The mining-driven economy got slammed as soon as its emerging market export partners like China slowed down.
And despite a pick up in China, Australia has yet to see the benefits.
It’s “a credit bubble built on a commodity market built on an even bigger Chinese credit bubble,” wrote strategist Dylan Grice in a note last year.
Earlier today, we got another round of ugly economic stats via the Australian Industry Group’s January PMI report.
Its manufacturing PMI slumped to 40.2 January, down fom 44.3 in December.
Any reading below 50 signals contraction.
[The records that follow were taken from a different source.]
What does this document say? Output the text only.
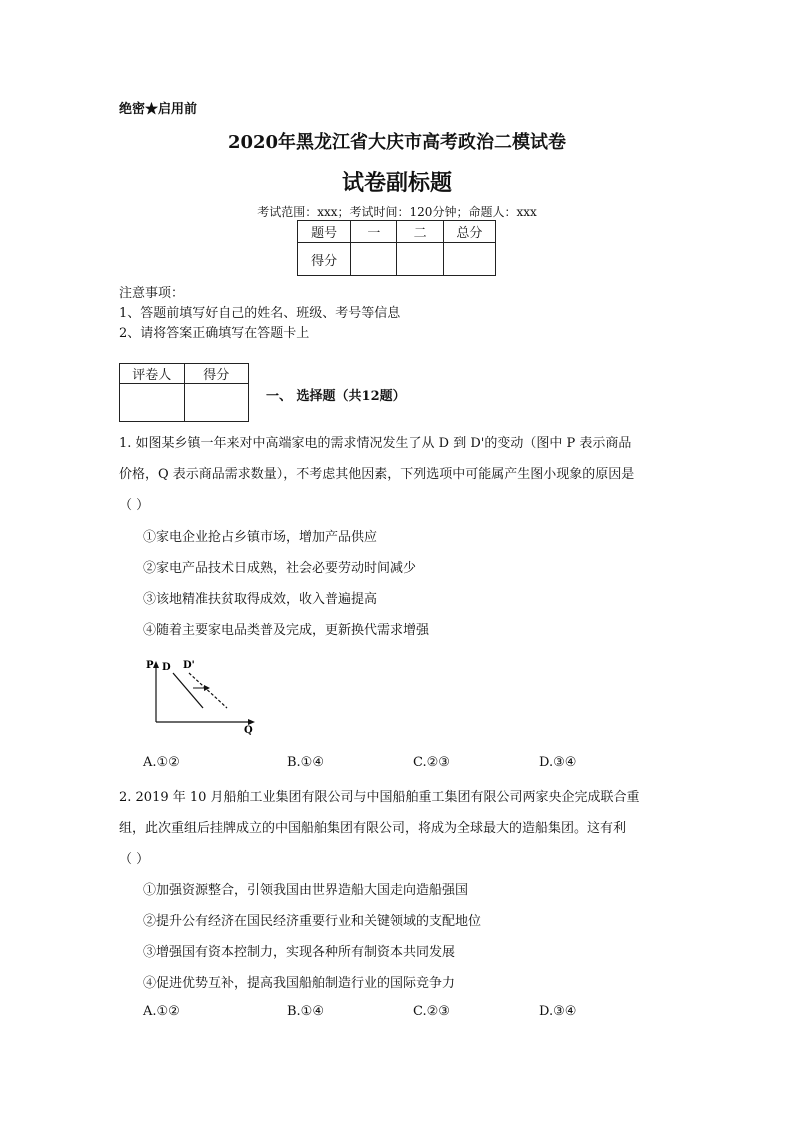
绝密★启用前
2020年黑龙江省大庆市高考政治二模试卷
试卷副标题
考试范围：xxx；考试时间：120分钟；命题人：xxx
题号	一	二	总分
得分			
注意事项：
1、答题前填写好自己的姓名、班级、考号等信息
2、请将答案正确填写在答题卡上
评卷人	得分

一、 选择题（共12题）
1. 如图某乡镇一年来对中高端家电的需求情况发生了从 D 到 D'的变动（图中 P 表示商品
价格，Q 表示商品需求数量），不考虑其他因素，下列选项中可能属产生图小现象的原因是
（ ）
①家电企业抢占乡镇市场，增加产品供应
②家电产品技术日成熟，社会必要劳动时间减少
③该地精准扶贫取得成效，收入普遍提高
④随着主要家电品类普及完成，更新换代需求增强
P D D'
Q
A.①②	B.①④	C.②③	D.③④
2. 2019 年 10 月船舶工业集团有限公司与中国船舶重工集团有限公司两家央企完成联合重
组，此次重组后挂牌成立的中国船舶集团有限公司，将成为全球最大的造船集团。这有利
（ ）
①加强资源整合，引领我国由世界造船大国走向造船强国
②提升公有经济在国民经济重要行业和关键领域的支配地位
③增强国有资本控制力，实现各种所有制资本共同发展
④促进优势互补，提高我国船舶制造行业的国际竞争力
A.①②	B.①④	C.②③	D.③④
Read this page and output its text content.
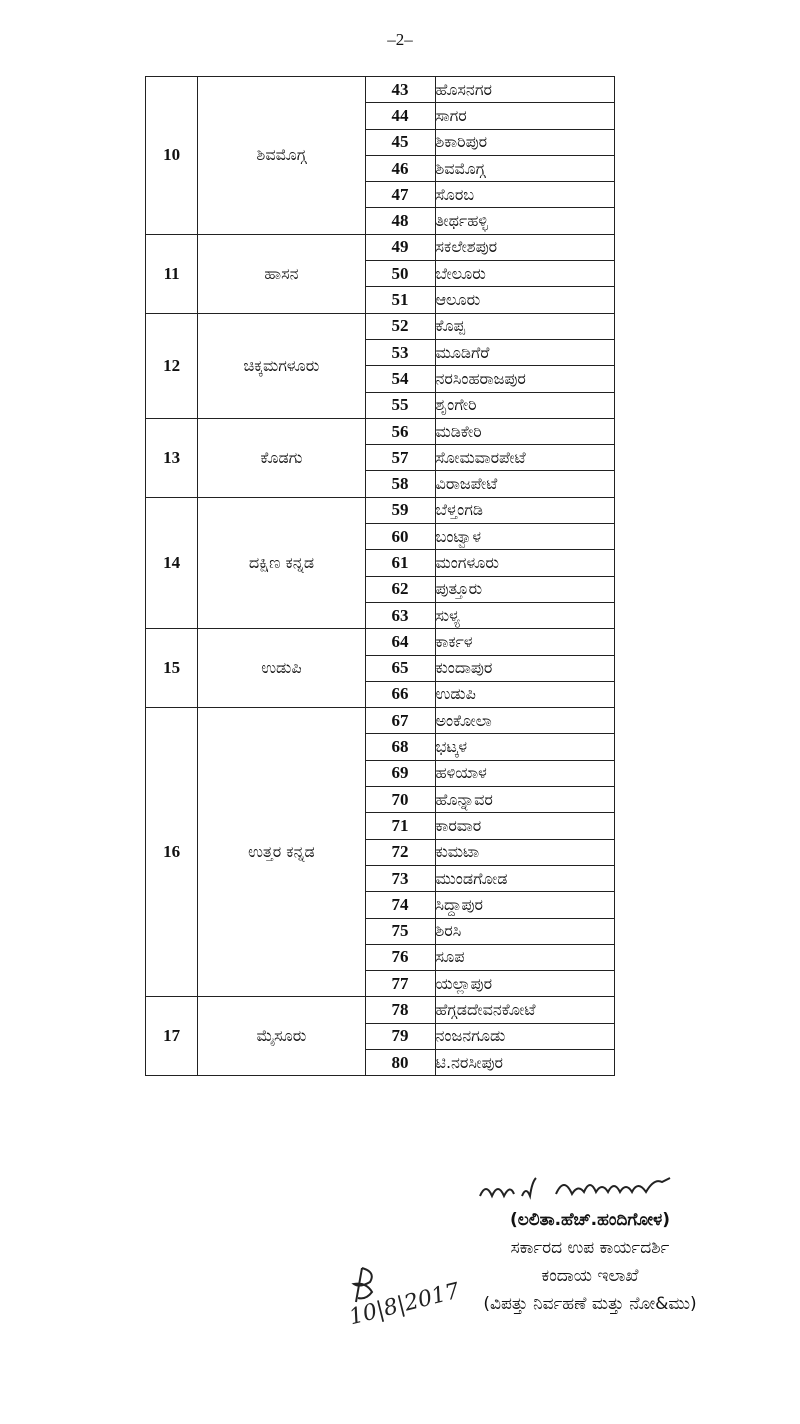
–2–
10	ಶಿವಮೊಗ್ಗ	43	ಹೊಸನಗರ
		44	ಸಾಗರ
		45	ಶಿಕಾರಿಪುರ
		46	ಶಿವಮೊಗ್ಗ
		47	ಸೊರಬ
		48	ತೀರ್ಥಹಳ್ಳಿ
11	ಹಾಸನ	49	ಸಕಲೇಶಪುರ
		50	ಬೇಲೂರು
		51	ಆಲೂರು
12	ಚಿಕ್ಕಮಗಳೂರು	52	ಕೊಪ್ಪ
		53	ಮೂಡಿಗೆರೆ
		54	ನರಸಿಂಹರಾಜಪುರ
		55	ಶೃಂಗೇರಿ
13	ಕೊಡಗು	56	ಮಡಿಕೇರಿ
		57	ಸೋಮವಾರಪೇಟೆ
		58	ವಿರಾಜಪೇಟೆ
14	ದಕ್ಷಿಣ ಕನ್ನಡ	59	ಬೆಳ್ತಂಗಡಿ
		60	ಬಂಟ್ವಾಳ
		61	ಮಂಗಳೂರು
		62	ಪುತ್ತೂರು
		63	ಸುಳ್ಯ
15	ಉಡುಪಿ	64	ಕಾರ್ಕಳ
		65	ಕುಂದಾಪುರ
		66	ಉಡುಪಿ
16	ಉತ್ತರ ಕನ್ನಡ	67	ಅಂಕೋಲಾ
		68	ಭಟ್ಕಳ
		69	ಹಳಿಯಾಳ
		70	ಹೊನ್ನಾವರ
		71	ಕಾರವಾರ
		72	ಕುಮಟಾ
		73	ಮುಂಡಗೋಡ
		74	ಸಿದ್ದಾಪುರ
		75	ಶಿರಸಿ
		76	ಸೂಪ
		77	ಯಲ್ಲಾಪುರ
17	ಮೈಸೂರು	78	ಹೆಗ್ಗಡದೇವನಕೋಟೆ
		79	ನಂಜನಗೂಡು
		80	ಟಿ.ನರಸೀಪುರ
(ಲಲಿತಾ.ಹೆಚ್.ಹಂದಿಗೋಳ)
ಸರ್ಕಾರದ ಉಪ ಕಾರ್ಯದರ್ಶಿ
ಕಂದಾಯ ಇಲಾಖೆ
(ವಿಪತ್ತು ನಿರ್ವಹಣೆ ಮತ್ತು ನೋ&ಮು)
10|8|2017
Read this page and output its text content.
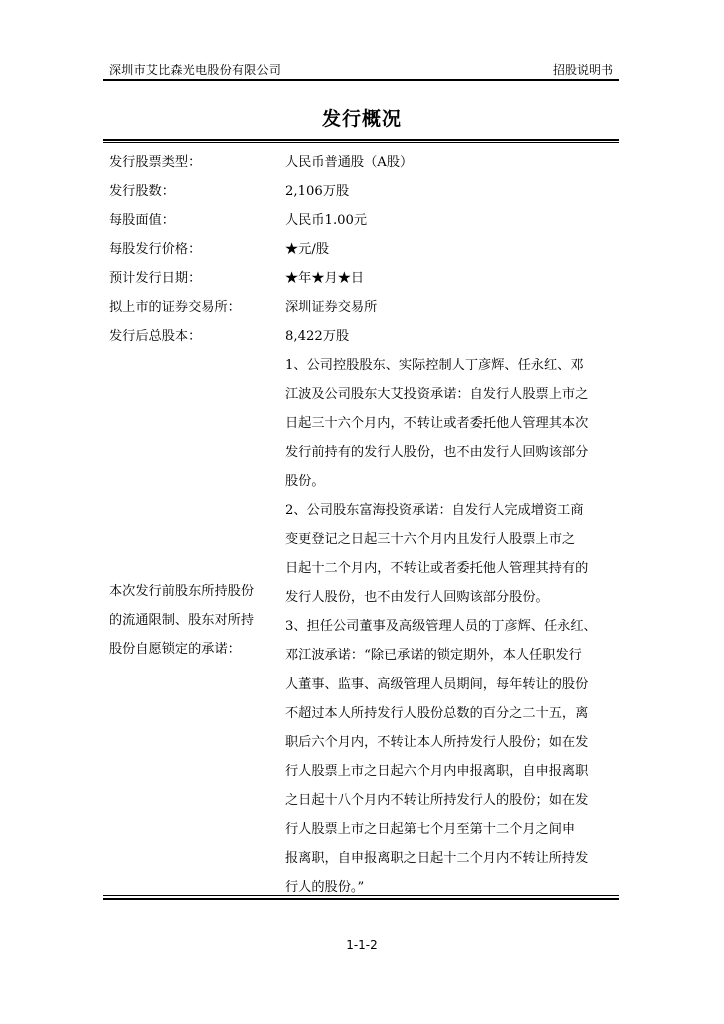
深圳市艾比森光电股份有限公司	招股说明书
发行概况
发行股票类型：	人民币普通股（A股）
发行股数：	2,106万股
每股面值：	人民币1.00元
每股发行价格：	★元/股
预计发行日期：	★年★月★日
拟上市的证券交易所：	深圳证券交易所
发行后总股本：	8,422万股
本次发行前股东所持股份
的流通限制、股东对所持
股份自愿锁定的承诺：
1、公司控股股东、实际控制人丁彦辉、任永红、邓
江波及公司股东大艾投资承诺：自发行人股票上市之
日起三十六个月内，不转让或者委托他人管理其本次
发行前持有的发行人股份，也不由发行人回购该部分
股份。
2、公司股东富海投资承诺：自发行人完成增资工商
变更登记之日起三十六个月内且发行人股票上市之
日起十二个月内，不转让或者委托他人管理其持有的
发行人股份，也不由发行人回购该部分股份。
3、担任公司董事及高级管理人员的丁彦辉、任永红、
邓江波承诺：“除已承诺的锁定期外，本人任职发行
人董事、监事、高级管理人员期间，每年转让的股份
不超过本人所持发行人股份总数的百分之二十五，离
职后六个月内，不转让本人所持发行人股份；如在发
行人股票上市之日起六个月内申报离职，自申报离职
之日起十八个月内不转让所持发行人的股份；如在发
行人股票上市之日起第七个月至第十二个月之间申
报离职，自申报离职之日起十二个月内不转让所持发
行人的股份。”
1-1-2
Here’s a breakdown of the sub-indices. As you can see, exports are particularly horrific:
Here’s a historical look at headline PMI:
Here are the key points (verbatim) from the latest report:
- Manufacturing activity contracted for an 11th consecutive month in January, with the seasonally adjusted Australian Industry Group Australian Performance of Manufacturing Index (Australian PMI®) recording a level of 40.2, down from 44.3 one month ago. (Readings below 50 indicate a contraction in activity with the distance from 50 indicative of the strength of the decrease).
- The contraction in manufacturing new orders worsened, reflecting weak global demand and a softening Australian economy. The new orders sub-index fell 6.3 points to 39.4 in January.
- The manufacturing production sub-index remained firmly in the red, at 40.4 in January, down by 2.1 points from December.
- Only the wood & paper products sub-sector expanded in January, while the contraction in the other sub-sectors, except petroleum, coal, chemical and rubber products, eased.
- Survey respondents remained cautious about the outlook. They cited a range of inhibitors including: soft demand; weak confidence; and the strong Australian dollar.
- Wages and input costs continued to rise in January, while the decline in selling prices persisted, indicating that the profits for manufacturers remain under pressure.